Moving between Toronto and Trinidad, ‘Wild Fires’ is a vivid and compelling story exploring the ways we mourn and why we avoid the very things that can save us.
I enjoyed Sophie Jai’s debut novel. ‘Wild Fires’ is a touching depiction of grief and how it affects a family. It’s an intimate look at the inside workings a multi-generational family, which deals with layers of pain, regrets and secrets.
Despite this book being about an awful lot of women, Jai depicts each one as unique and somehow made it easy to keep track of who everyone was and the ways in which their stories intertwined. I particularly enjoyed the story of Cassie’s Aunt Rani – her tale was unique and I felt a lot of sympathy for her.
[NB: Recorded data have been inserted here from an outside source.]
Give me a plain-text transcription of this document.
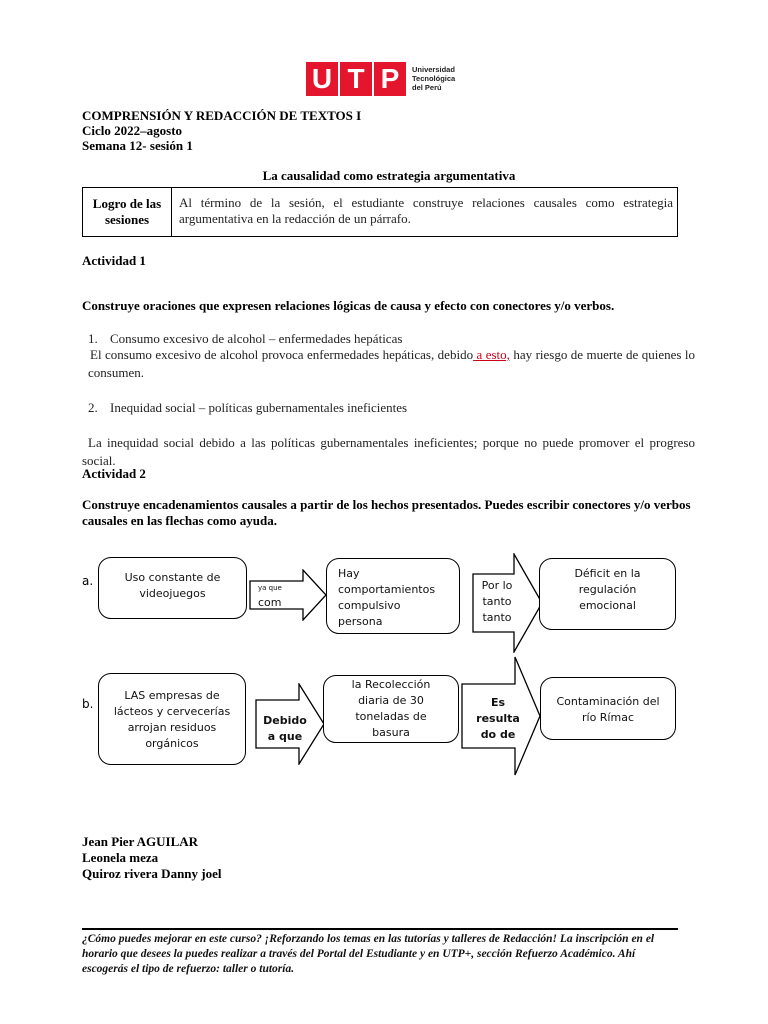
U T P	Universidad
Tecnológica
del Perú
COMPRENSIÓN Y REDACCIÓN DE TEXTOS I
Ciclo 2022–agosto
Semana 12- sesión 1
La causalidad como estrategia argumentativa
Logro de las sesiones
Al término de la sesión, el estudiante construye relaciones causales como estrategia argumentativa en la redacción de un párrafo.
Actividad 1
Construye oraciones que expresen relaciones lógicas de causa y efecto con conectores y/o verbos.
1. Consumo excesivo de alcohol – enfermedades hepáticas
El consumo excesivo de alcohol provoca enfermedades hepáticas, debido a esto, hay riesgo de muerte de quienes lo consumen.
2. Inequidad social – políticas gubernamentales ineficientes
La inequidad social debido a las políticas gubernamentales ineficientes; porque no puede promover el progreso social.
Actividad 2
Construye encadenamientos causales a partir de los hechos presentados. Puedes escribir conectores y/o verbos causales en las flechas como ayuda.
a.	Uso constante de videojuegos	ya que
com
Hay comportamientos compulsivo persona
Por lo tanto tanto
Déficit en la regulación emocional
b.
LAS empresas de lácteos y cervecerías arrojan residuos orgánicos
Debido a que
la Recolección diaria de 30 toneladas de basura
Es resulta do de
Contaminación del río Rímac
Jean Pier AGUILAR
Leonela meza
Quiroz rivera Danny joel
¿Cómo puedes mejorar en este curso? ¡Reforzando los temas en las tutorías y talleres de Redacción! La inscripción en el horario que desees la puedes realizar a través del Portal del Estudiante y en UTP+, sección Refuerzo Académico. Ahí escogerás el tipo de refuerzo: taller o tutoría.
I found it interesting that one of the few male characters in this novel, Chevy was practically mute. There are strong female characters in ‘Wild Fires’ who are allowed to shine in their domestic setting; sometimes they support each other, and sometimes they tear each other apart.
‘Wild Fires’ is a story of choosing to remain or to leave, of knowing when it is a time for battle or a time to run. It shows how even the closest of families may snap when faced with its grief. Sophie Jai has a talent for depicting the quiet and everyday in a way that is both alarming and touching, and I look forward to reading more from her in the future.

Wild Fires is Sophie Jai’s debut novel. She was selected as a 2020 Writer-in-Residence and Visiting Fellow at the University of Oxford for Wild Fires, and was long listed for the 2019 Bridport Prize Peggy Chapman-Andrews Award for a First Novel. Jai was born and raised in Trinidad and Tobago. She splits her time between Toronto and London.
‘Wild Fires’ is due to be published on 12th May 2022.
Thank you to NetGalley, HarperCollins UK and Sophie Jai for this ARC in exchange for my honest review.